Aside from the subtle differences in overall tone between various plays and shows, as part of our research we also should be able to divine certain truths about more tangible details of a show, for instance the physicality of the character you are meant to play. Back to “Game of Thrones”: anyone familiar with the show would probably agree that there is a certain swaggering eagerness to cross swords both physically and verbally that is a general theme underlying many of the main characters’ personalities. This comes across in a type of insouciance, a causal, open way of strolling across the various landscapes of the show. Contrarily, think for a moment about a show like “The Tudors.” Despite the strong streak of lust and seduction that permeates the show, there is an undeniable tendency toward a tight-assed, pre-Elizabethan stiffness and erect posture embedded in it.
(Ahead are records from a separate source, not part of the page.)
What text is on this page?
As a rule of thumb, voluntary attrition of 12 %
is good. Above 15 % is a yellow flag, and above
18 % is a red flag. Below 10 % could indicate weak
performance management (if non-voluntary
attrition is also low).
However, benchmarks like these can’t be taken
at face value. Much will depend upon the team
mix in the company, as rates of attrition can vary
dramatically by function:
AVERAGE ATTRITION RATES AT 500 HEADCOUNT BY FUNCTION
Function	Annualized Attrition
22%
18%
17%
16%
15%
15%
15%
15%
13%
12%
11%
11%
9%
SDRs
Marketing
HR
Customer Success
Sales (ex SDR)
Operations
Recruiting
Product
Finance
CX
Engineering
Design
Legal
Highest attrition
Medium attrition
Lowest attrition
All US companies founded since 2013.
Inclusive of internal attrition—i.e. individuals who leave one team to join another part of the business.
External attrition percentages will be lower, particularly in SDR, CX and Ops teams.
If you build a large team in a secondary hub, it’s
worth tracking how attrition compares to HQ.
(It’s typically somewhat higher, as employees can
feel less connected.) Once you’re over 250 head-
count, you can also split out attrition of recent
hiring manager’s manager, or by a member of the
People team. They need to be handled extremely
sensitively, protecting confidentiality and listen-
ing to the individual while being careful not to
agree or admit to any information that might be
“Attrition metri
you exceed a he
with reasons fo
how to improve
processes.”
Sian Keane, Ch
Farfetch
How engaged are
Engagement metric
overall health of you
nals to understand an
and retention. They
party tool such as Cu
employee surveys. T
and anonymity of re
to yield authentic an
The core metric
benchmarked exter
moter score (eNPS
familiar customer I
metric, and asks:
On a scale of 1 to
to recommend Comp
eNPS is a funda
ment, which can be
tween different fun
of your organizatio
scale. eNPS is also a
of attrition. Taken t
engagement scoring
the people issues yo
Woe unto the actor who carries one of these modes into the wrong audition, because he or she is going to stick out like a sore thumb–especially to people who are intimately familiar with the world the show is building.
This is the key, and it goes back to the point about research: you can bet that the people who are looking to cast you have watched every episode forward and backwards and upside down. While it may be impossible on short notice to internalize a show to the same degree, your job is to come as close as you can, to provide at least a glimmer that including you in the world of this show would be plausible.